Malattie genetiche, il Cibio: «Pochi anni per la cura» 

Domani a Trento gli scienziati spiegano la rivoluzione del “ bisturi genomico”  Lanciata anche una raccolta fondi per passare presto all’applicazione clinica 


di Francesca Quattromani


TRENTO. «Ho la Sla. Posso guarire?» Centinaia le telefonate come questa che arrivano all’ Università di Trento dopo l’annuncio della scoperta del Cibio: il bisturi genomico che elimina il Dna malato in modo preciso. Se ne parlerà domani a Trento all’auditorium universitario di via Tommaso Gar alle 18.

Gli autori della scoperta spiegheranno al pubblico scenari attuali e prospettive future di questa rivoluzione mondiale nel campo della biomedicina. Allo stesso tempo l’ Università di Trento lancerà una raccolta fondi. I ricercatori del Cibio, domani, saranno onesti: la cura delle malattie genetiche è possibile e non è lontana. Si può parlare di anni, non di decenni, ma ci dovranno essere tutte le condizioni per poter procedere. A Trento i ricercatori faranno la propria parte, nel solco della statunitense del 2013. Studi clinici che, fra 3, 5 anni, daranno i primi risultati. «Un tempo non lunghissimo» nota Alessandro Quattrone, direttore del Cibio. Quello che è successo dagli Stati Uniti a Trento è che, nell’intervento sul Dna, si è passati da un “fucile a pallettoni” ad “un’arma di precisione”. «Per due giorni abbiamo avuto i telefoni bloccati» ricorda il direttore del Cibio quando, un mese fa, vennero resi noti i risultati della ricerca trentina. «Le persone e le associazioni chiamavano per illustrare le proprie patologie». La domanda era sempre la stessa: «Quando mi potrà aiutare questa scoperta?». Serve aiuto, per la cura di malattie rare e tumori. I ricercatori biomedici e biotecnologi si occupano della ricerca preclinica. Chi la porta avanti, però, sono i medici e i clinici, gli ospedali. E’ dunque questo il prossimo passo. Ad oggi il Cibio ha reso utilizzabile un enzima con capacità terapeutiche ancora più sicure. E’ la famosa forbice del genoma che elimina il Dna malato in modo preciso. Si tratta della versione più evoluta della proteina scoperta oltre oceano nel 2013. Attualmente la fase è sperimentale: la scoperta va avvicinata all’applicazione clinica. La proteina in questione deve arrivare ai tessuti malati. Al momento essa funziona su cellule in coltura, cioè in laboratorio.

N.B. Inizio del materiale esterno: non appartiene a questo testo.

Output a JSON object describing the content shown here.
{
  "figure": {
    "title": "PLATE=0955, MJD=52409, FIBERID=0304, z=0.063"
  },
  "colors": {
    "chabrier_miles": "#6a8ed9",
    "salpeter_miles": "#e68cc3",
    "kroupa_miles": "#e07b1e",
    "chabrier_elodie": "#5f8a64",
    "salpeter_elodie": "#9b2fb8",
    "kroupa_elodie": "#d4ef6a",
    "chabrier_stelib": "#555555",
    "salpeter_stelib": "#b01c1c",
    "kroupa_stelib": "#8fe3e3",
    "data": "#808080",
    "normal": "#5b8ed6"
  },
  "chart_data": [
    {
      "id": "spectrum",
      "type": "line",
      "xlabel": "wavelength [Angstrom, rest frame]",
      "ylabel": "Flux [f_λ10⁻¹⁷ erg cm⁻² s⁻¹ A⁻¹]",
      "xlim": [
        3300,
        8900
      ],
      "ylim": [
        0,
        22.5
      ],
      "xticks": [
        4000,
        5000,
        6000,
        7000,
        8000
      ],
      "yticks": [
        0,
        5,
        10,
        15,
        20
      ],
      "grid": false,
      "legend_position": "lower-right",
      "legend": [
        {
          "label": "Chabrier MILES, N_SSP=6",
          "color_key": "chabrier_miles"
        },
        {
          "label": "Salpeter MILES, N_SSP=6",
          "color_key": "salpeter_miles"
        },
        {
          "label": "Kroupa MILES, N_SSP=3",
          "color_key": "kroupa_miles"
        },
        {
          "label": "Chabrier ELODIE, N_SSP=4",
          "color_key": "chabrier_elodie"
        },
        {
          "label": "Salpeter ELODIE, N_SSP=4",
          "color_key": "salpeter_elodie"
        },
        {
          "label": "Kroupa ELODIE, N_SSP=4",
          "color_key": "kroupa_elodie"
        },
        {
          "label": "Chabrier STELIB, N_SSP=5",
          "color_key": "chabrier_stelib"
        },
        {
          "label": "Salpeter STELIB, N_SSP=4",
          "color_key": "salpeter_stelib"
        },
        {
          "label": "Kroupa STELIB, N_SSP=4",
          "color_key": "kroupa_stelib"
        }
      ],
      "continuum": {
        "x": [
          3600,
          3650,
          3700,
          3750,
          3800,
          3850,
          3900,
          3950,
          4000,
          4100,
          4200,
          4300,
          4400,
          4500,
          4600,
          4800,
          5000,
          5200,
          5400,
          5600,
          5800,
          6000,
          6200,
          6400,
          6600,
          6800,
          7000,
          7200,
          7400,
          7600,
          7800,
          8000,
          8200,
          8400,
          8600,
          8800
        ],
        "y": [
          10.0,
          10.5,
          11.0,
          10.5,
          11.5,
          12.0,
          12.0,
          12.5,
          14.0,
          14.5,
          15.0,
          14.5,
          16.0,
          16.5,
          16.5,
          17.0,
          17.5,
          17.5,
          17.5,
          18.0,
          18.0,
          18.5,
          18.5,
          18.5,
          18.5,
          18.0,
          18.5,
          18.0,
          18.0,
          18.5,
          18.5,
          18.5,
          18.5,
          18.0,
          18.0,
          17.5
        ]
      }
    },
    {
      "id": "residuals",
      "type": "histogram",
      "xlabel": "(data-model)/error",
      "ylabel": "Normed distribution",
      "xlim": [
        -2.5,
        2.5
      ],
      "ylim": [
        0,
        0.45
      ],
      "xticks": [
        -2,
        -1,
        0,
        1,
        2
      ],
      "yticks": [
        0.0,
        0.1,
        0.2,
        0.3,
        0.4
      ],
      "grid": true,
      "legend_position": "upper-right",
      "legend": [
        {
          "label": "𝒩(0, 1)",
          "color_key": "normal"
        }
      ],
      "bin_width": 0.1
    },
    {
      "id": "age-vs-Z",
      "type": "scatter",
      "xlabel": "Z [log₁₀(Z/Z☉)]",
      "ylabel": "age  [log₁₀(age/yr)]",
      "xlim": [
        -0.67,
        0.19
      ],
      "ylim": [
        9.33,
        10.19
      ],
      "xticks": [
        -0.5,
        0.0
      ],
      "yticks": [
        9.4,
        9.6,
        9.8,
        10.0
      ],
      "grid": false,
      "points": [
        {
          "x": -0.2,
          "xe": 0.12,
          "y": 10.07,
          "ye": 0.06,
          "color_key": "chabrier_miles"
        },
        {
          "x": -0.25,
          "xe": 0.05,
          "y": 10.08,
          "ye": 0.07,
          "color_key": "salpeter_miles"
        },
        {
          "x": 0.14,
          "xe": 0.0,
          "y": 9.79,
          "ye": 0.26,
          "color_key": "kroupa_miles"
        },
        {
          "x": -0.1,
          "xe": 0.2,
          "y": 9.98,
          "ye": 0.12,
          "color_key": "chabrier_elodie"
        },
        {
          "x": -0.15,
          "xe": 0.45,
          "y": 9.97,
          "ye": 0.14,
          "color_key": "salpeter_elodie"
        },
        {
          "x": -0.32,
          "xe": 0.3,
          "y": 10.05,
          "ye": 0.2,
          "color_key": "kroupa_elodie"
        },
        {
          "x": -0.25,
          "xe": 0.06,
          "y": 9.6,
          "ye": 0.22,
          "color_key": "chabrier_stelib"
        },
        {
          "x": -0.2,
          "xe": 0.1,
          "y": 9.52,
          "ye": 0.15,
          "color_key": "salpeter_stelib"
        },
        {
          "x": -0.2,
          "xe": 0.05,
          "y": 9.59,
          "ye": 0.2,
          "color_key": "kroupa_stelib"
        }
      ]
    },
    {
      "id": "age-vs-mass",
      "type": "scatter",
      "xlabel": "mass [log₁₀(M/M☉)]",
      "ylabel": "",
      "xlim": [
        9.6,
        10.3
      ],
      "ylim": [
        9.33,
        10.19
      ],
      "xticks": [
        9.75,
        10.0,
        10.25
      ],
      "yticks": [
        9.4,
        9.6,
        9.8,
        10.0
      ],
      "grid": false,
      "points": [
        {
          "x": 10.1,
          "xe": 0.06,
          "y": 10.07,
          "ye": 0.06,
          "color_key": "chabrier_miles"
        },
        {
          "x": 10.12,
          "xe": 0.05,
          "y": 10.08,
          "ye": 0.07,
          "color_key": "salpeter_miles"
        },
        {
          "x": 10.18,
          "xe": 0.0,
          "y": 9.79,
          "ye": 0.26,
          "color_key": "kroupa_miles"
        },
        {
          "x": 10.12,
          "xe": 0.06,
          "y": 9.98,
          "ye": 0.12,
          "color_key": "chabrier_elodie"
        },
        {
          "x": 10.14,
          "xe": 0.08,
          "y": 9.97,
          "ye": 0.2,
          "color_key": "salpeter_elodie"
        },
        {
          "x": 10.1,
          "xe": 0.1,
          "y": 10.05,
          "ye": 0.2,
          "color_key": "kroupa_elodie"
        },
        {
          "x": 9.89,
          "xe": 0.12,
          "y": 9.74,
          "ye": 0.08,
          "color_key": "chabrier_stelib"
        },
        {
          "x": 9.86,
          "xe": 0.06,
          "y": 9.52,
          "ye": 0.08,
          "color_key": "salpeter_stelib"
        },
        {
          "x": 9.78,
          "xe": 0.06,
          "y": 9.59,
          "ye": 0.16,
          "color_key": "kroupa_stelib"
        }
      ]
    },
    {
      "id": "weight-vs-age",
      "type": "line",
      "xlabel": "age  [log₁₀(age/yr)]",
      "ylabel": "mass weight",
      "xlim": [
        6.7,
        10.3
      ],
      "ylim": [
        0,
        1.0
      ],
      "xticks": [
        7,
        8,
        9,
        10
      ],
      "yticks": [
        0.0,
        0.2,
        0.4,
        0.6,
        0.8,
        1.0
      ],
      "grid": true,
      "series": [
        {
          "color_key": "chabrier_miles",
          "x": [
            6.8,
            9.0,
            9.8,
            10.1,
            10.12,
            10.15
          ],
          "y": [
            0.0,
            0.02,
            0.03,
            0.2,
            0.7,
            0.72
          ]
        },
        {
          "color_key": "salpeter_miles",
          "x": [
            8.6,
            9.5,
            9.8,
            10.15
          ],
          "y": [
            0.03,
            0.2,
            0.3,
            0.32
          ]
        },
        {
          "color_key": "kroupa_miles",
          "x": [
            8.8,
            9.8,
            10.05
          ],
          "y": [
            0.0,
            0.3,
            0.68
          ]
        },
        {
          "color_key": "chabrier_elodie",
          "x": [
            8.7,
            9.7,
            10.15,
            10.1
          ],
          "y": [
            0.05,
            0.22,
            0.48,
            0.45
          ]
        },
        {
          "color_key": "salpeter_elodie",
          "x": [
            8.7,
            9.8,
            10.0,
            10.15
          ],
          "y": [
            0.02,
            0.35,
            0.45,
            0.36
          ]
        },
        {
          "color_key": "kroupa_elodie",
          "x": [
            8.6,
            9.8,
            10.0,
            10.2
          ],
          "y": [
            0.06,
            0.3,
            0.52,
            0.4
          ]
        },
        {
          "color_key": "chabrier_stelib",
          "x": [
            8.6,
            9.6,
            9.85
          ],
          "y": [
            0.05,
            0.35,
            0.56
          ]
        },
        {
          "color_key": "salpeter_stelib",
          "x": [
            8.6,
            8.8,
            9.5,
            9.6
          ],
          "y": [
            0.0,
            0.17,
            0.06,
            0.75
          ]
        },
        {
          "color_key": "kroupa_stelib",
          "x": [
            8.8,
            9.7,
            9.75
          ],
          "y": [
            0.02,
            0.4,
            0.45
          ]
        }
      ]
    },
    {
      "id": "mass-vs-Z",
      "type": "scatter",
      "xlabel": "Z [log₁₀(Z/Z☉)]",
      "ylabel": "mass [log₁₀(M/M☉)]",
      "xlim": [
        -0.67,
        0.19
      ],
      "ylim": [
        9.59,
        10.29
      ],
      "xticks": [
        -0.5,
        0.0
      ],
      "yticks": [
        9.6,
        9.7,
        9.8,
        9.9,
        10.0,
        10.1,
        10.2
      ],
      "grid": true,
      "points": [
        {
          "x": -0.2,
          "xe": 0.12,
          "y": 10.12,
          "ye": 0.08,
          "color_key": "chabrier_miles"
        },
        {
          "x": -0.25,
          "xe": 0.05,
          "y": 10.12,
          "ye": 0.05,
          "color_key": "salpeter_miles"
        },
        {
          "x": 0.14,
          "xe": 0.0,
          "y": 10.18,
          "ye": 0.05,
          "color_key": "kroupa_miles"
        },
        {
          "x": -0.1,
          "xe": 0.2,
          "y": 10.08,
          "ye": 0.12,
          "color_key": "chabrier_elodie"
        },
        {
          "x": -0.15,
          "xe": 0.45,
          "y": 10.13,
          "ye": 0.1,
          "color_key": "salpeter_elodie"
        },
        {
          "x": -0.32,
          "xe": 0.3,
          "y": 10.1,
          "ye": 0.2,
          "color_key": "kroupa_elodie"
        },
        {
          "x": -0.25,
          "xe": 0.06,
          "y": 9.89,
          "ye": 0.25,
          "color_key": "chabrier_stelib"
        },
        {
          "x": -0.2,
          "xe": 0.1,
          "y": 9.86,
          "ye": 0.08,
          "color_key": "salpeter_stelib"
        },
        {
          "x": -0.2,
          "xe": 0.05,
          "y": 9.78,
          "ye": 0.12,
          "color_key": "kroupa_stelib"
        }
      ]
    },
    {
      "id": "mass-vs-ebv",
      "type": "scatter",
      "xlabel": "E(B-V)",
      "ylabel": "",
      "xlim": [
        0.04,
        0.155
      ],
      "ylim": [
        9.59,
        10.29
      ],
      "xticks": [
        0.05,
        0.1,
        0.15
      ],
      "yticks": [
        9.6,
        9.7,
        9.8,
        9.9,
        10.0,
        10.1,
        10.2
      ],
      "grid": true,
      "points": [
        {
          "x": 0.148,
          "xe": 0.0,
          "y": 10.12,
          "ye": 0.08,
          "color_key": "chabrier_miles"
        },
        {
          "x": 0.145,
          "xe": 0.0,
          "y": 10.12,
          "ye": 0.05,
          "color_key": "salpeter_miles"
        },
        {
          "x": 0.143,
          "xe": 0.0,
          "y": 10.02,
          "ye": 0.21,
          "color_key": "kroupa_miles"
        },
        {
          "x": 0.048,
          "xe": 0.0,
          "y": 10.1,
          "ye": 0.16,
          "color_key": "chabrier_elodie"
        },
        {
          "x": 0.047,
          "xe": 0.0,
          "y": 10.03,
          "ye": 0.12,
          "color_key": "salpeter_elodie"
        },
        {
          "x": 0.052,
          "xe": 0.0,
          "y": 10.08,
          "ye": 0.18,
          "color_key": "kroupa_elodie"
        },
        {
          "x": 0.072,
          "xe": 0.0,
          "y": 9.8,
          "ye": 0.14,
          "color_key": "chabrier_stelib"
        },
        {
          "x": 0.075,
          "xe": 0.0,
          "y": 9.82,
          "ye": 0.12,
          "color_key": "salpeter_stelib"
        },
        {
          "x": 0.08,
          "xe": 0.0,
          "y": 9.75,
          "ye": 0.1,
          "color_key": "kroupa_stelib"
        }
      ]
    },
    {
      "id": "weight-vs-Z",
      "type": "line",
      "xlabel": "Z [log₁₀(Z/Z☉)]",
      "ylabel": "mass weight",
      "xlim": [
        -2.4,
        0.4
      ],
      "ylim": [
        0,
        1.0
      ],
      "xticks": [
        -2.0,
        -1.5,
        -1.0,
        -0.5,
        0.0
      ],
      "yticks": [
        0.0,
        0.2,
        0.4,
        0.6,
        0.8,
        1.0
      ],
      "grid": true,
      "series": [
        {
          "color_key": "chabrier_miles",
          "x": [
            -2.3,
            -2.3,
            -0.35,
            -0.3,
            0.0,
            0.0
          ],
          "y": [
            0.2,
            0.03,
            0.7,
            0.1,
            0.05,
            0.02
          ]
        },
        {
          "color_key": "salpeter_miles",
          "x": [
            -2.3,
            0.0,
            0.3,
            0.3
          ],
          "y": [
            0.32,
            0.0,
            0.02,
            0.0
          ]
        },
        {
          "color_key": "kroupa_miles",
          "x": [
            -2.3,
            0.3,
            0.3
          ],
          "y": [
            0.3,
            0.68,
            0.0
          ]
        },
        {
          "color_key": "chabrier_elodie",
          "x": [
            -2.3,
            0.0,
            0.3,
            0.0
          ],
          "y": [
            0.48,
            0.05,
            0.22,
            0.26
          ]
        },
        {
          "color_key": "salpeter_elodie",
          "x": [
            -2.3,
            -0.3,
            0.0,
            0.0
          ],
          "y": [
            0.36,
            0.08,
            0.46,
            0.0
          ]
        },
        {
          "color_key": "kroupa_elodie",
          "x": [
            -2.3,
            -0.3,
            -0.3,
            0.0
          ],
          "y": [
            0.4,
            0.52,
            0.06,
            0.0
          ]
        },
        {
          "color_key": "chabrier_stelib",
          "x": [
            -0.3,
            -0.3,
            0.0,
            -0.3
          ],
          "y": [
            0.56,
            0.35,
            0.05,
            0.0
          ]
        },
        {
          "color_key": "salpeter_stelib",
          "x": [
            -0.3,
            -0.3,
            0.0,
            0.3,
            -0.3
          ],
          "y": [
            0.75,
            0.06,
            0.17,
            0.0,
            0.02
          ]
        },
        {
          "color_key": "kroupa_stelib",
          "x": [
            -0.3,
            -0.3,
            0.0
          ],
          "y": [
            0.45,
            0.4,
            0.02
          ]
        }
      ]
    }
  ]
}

Il sistema va quindi applicato alle aree di tessuto malate. «Occorre ancora tempo per arrivare alla sperimentazione umana- chiarisce il direttore Quattrone- Servono studio e molto denaro. Ciò che occorre è un concorso di circostanze, gruppi clinici, aziende farmaceutiche». L’interesse c’è, è stato manifestato. Dall’annuncio della scoperta è passato però un mese appena. Gli scenari sono stupefacenti: i primi campi di applicazione della scoperta sono le malattie ematologiche, le malattie neurodegenerative come Sma e Sla, la fibrosi cistica, l’immunoterapia dei tumori.

I finanziamenti necessari sono ingenti, si parla di 20, 30 milioni come minimo per uno studio piccolo sulle malattie genetiche. Costano i macchinari, costa ogni elemento che compone il laboratorio, pipette, contenitori, reagenti.

Ma è esattamente in un luogo “lontano” come questo (la ricerca appare sempre come un mondo molto distante dalla “terra”) che la scoperta trentina ha avuto inizio. E’ successo oltre un anno fa, ben prima del clamore delle riviste scientifiche internazionali.

In un laboratorio del Cibio di Trento c’era lei, Anna Cereseto, Senior Author del gruppo(una decina di studiosi) autore della scoperta trentina. Gli esperimenti sulle cellule, l’estrazione del Dna. «Sì... la sequenza è corretta...». La sua voce è lontana, china sul tempo di quella giornata. «Diremo la verità, siamo un laboratorio e sviluppiamo molecole per applicazioni in clinica. Se il traguardo è vicino? Noi siamo con i piedi per terra, non vogliamo dare false speranze». Poi però la dottoressa fa un esempio. «Chi poteva immaginare quando il telefono cellulare sarebbe diventato realtà? Successe da un giorno all’altro. E fu una rivoluzione».